The capital infusion during lockdown is positive for the country's microfinance sector.
Satya MicroCapital, with Rs 1000 crore asset under management, has already completed a Rs 105 crore-deal with Japan-based Gojo & Company on March 22.
Kolkata: Delhi-based microfinance firm Satya MicroCapital and Noida-based Sindhuja Microcredit are in the process of raising Rs 170 crore between them by selling equity shares even as the sector is going through liquidity stress.

The decision to infuse capital during the lockdown is positive for the country's microfinance sector, reflecting investor confidence with a business model built around lending to the bottom of the pyramid.

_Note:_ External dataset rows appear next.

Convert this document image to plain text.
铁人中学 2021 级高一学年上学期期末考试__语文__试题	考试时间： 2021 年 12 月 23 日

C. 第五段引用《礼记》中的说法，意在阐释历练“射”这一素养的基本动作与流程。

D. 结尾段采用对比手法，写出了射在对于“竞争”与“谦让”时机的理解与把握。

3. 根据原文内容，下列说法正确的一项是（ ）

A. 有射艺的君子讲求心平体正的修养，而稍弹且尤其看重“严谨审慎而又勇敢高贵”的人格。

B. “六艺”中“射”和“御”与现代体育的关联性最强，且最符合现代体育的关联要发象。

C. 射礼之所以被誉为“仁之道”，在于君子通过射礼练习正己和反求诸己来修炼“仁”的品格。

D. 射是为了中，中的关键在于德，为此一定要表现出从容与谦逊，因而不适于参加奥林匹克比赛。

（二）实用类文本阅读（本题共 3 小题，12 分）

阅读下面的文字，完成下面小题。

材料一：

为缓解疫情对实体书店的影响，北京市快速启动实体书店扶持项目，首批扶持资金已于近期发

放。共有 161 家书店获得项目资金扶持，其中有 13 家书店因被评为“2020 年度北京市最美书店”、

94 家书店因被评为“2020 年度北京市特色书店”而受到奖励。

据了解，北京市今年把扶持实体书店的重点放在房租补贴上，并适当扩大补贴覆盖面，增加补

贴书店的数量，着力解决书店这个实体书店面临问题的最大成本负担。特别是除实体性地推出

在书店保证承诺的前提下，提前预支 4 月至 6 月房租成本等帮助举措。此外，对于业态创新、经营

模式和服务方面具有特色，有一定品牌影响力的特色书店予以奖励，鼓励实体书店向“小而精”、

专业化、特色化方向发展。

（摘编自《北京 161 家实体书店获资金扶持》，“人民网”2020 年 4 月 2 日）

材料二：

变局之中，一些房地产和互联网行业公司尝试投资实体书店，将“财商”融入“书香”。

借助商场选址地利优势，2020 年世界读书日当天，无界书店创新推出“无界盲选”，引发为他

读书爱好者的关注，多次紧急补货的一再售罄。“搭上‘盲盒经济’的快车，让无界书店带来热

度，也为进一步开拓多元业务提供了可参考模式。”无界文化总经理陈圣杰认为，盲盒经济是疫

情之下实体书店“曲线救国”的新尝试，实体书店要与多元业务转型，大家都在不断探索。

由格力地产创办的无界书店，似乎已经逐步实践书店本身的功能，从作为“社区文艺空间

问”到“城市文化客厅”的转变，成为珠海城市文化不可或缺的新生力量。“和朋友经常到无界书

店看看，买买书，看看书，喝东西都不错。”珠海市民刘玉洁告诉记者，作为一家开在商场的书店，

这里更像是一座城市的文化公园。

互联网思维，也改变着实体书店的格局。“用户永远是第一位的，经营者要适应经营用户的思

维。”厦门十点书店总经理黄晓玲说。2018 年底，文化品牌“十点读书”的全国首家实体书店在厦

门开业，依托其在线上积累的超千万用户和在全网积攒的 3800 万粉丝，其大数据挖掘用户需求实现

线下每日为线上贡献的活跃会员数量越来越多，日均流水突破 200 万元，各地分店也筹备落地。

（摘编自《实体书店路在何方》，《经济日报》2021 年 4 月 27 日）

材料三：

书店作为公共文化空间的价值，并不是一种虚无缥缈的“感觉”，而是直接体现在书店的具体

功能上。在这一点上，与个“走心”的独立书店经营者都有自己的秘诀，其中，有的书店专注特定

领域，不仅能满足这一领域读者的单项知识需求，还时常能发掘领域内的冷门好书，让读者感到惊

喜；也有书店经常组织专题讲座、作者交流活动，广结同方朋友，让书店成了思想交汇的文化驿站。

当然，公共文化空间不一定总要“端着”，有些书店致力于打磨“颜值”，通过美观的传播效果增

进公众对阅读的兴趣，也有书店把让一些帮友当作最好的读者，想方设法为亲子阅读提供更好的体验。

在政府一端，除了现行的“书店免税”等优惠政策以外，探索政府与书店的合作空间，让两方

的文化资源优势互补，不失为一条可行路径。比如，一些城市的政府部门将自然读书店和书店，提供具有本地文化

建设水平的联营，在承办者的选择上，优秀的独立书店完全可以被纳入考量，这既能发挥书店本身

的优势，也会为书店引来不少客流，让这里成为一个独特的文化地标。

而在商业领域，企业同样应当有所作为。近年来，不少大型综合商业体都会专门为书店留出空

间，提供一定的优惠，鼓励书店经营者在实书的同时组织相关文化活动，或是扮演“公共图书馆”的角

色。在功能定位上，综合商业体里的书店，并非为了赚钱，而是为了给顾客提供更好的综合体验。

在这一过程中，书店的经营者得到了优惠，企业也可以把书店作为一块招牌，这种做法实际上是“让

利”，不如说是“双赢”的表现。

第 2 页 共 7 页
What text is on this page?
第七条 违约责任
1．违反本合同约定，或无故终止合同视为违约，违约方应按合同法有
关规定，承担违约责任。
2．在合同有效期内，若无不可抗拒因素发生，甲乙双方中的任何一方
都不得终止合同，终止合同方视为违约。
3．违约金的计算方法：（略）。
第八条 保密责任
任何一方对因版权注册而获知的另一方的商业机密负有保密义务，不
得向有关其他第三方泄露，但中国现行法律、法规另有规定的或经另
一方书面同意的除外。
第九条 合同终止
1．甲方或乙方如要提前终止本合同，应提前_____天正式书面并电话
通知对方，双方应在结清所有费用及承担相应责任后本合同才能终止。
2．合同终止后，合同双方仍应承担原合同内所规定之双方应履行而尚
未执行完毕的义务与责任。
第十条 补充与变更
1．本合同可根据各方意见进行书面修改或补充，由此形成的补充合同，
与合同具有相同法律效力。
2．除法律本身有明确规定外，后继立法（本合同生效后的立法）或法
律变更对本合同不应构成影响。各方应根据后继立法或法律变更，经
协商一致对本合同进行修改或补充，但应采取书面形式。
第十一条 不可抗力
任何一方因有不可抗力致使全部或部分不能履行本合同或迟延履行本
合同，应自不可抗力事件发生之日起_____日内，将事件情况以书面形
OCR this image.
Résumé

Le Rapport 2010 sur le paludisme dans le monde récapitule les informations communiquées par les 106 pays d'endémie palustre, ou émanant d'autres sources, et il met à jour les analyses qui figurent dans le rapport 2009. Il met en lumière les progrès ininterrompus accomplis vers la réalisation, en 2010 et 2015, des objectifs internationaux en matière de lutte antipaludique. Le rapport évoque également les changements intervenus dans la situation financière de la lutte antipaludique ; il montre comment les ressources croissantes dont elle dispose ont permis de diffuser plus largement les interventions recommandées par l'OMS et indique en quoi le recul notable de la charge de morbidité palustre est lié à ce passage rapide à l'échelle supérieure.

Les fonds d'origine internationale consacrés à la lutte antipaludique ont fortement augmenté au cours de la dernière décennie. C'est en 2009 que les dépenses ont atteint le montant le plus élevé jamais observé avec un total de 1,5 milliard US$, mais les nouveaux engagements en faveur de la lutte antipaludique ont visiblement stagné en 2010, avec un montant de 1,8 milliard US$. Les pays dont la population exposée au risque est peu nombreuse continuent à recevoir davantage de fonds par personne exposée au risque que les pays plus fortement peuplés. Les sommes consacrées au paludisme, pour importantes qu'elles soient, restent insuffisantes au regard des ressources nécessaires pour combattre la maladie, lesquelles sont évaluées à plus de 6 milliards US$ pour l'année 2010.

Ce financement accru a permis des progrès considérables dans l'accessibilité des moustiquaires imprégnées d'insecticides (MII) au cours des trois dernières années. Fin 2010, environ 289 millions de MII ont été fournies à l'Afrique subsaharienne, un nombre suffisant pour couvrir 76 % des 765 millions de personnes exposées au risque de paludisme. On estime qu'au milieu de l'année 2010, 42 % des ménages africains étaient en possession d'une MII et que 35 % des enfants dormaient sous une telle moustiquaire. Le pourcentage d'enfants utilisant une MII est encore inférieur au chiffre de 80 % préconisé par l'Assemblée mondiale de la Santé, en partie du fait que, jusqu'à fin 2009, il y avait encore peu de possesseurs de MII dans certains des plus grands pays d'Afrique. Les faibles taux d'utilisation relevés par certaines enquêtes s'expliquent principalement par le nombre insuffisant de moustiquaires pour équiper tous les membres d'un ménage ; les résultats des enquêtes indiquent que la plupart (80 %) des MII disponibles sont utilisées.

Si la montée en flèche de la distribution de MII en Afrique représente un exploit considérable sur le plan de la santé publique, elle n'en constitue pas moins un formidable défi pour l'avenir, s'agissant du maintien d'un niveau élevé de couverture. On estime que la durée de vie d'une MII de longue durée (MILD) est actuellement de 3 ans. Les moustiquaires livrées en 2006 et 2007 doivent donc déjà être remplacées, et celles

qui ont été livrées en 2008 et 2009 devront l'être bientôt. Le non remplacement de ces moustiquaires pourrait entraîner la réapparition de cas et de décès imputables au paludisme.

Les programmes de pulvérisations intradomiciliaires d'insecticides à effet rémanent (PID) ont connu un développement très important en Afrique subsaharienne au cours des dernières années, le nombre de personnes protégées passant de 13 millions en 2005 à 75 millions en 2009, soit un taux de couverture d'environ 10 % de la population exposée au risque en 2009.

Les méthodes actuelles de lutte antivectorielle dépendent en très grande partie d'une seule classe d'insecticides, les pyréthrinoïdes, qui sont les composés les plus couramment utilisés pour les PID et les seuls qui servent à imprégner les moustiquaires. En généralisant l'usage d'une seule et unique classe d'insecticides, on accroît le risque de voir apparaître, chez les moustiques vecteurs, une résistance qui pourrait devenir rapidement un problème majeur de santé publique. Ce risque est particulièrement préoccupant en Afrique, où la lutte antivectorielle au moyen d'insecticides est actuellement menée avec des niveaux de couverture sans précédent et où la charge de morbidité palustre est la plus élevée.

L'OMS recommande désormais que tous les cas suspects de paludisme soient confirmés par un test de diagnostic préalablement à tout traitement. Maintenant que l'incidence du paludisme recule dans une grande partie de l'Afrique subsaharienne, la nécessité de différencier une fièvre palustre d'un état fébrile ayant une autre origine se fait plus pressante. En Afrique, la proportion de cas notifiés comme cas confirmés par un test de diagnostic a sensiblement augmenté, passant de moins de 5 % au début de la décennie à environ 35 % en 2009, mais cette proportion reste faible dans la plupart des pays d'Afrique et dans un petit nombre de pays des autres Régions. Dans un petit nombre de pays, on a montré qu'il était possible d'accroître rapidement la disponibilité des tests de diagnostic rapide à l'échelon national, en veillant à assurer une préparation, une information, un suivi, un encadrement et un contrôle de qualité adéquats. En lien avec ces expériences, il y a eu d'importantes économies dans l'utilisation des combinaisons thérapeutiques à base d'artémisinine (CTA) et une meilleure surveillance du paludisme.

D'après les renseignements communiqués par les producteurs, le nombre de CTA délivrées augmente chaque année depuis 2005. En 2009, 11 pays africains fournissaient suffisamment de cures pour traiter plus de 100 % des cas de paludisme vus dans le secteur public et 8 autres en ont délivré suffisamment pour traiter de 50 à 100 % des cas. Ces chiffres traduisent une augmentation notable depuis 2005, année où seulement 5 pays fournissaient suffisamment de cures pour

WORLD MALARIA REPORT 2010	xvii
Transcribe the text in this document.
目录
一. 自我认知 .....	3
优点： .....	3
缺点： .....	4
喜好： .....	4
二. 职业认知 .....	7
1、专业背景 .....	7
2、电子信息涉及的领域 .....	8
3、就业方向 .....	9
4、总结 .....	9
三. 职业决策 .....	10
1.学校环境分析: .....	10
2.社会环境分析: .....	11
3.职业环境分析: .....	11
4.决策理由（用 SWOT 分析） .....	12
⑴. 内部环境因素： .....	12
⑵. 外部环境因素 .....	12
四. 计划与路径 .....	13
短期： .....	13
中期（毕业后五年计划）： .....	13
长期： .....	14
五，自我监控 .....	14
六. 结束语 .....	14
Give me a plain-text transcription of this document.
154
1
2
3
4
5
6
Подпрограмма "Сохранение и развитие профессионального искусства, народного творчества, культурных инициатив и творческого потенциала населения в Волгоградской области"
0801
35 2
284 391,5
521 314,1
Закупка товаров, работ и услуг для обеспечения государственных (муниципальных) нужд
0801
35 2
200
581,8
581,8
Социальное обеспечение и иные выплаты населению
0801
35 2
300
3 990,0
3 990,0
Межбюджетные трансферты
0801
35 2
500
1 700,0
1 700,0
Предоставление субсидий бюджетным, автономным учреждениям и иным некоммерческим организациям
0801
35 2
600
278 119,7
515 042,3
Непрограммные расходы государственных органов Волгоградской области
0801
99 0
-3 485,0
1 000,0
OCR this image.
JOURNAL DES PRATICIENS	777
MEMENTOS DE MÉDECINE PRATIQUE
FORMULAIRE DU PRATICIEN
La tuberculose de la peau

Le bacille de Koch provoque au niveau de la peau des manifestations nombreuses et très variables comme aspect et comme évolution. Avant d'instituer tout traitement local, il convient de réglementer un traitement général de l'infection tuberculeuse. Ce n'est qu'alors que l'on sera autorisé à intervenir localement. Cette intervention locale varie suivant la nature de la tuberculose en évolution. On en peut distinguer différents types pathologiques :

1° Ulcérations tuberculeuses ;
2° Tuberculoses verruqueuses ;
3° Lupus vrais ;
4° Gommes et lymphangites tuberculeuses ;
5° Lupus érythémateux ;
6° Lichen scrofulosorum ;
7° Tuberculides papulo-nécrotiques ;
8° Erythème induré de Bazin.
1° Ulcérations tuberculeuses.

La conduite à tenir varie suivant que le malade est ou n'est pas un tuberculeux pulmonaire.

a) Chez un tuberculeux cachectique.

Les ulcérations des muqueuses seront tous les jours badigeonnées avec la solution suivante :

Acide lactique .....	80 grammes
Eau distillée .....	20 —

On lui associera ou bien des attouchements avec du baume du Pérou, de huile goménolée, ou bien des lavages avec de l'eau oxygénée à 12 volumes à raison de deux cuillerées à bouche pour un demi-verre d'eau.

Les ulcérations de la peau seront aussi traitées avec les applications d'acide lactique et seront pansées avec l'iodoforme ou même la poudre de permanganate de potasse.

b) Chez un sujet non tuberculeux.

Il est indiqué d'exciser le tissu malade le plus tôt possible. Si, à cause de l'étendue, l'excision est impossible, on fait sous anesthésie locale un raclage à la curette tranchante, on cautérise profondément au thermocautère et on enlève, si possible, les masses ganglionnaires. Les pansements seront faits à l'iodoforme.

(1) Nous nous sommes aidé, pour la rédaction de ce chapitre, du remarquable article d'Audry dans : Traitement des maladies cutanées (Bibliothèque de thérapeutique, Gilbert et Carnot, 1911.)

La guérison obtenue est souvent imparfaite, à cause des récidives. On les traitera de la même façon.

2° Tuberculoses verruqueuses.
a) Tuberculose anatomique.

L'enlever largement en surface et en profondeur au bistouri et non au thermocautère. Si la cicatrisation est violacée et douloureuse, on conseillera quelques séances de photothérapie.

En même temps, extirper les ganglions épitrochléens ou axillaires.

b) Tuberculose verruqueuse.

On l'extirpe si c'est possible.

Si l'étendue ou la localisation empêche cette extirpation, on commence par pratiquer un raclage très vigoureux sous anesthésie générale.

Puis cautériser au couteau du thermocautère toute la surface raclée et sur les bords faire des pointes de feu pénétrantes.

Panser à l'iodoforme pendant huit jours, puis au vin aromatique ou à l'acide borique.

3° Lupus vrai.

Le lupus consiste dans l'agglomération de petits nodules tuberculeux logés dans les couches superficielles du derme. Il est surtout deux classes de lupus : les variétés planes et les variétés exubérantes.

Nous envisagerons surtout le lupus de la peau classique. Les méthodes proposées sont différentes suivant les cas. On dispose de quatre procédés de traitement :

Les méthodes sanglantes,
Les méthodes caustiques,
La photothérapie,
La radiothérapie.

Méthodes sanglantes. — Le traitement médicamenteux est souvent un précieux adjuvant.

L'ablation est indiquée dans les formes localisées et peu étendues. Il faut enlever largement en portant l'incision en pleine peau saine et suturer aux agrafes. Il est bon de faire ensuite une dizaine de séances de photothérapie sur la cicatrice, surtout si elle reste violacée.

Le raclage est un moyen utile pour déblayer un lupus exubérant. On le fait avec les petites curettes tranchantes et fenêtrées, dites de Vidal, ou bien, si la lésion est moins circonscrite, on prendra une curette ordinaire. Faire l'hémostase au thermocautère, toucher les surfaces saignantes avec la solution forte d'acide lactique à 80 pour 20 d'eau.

Satya MicroCapital completed a Rs 105 crore-deal with Japan-based Gojo & Company on March 22. In the process, the overseas investor raised its stake to 37% from a quarter, managing director Vivek Tiwari told ET.

Sindhuja Microcredit managing director Abhisheka Kumar said that his company has received Rs 25 crore from Norway-based Nordic Microfinance Initiative (NMI) while another Rs 40 crore capital infusion is in the pipeline.

The firm has sought Reserve Bank of India's permission as the share sale involves dilution of more than 26%.

"We are looking to get Rs 20 crore each from NMI and Mumbai-Based Carpediem Capital," Kumar said.

"Both investments came in the last few days, showing resilience of the sector," MFIN chief executive Harsh Shrivastava was quoted as saying in a statement. "This clearly shows the confidence that equity investors have on the Indian microfinance sector, its capacity to bounce back."

Suryoday Small Finance Bank also raised Rs 62 crore from Gaja Capital, Kotak Life, Lok Capital and three other existing investors through a private placement of shares last month.

The lockdown to tackle Covid 19 outbreak has put micro lenders under stress with cash flow disruptions for the past two months. The sector, which has been categorised as an "essential service", is gradually opening up but is facing challenges in repayment collection with over 80% of the borrowers opting for a moratorium on repayment.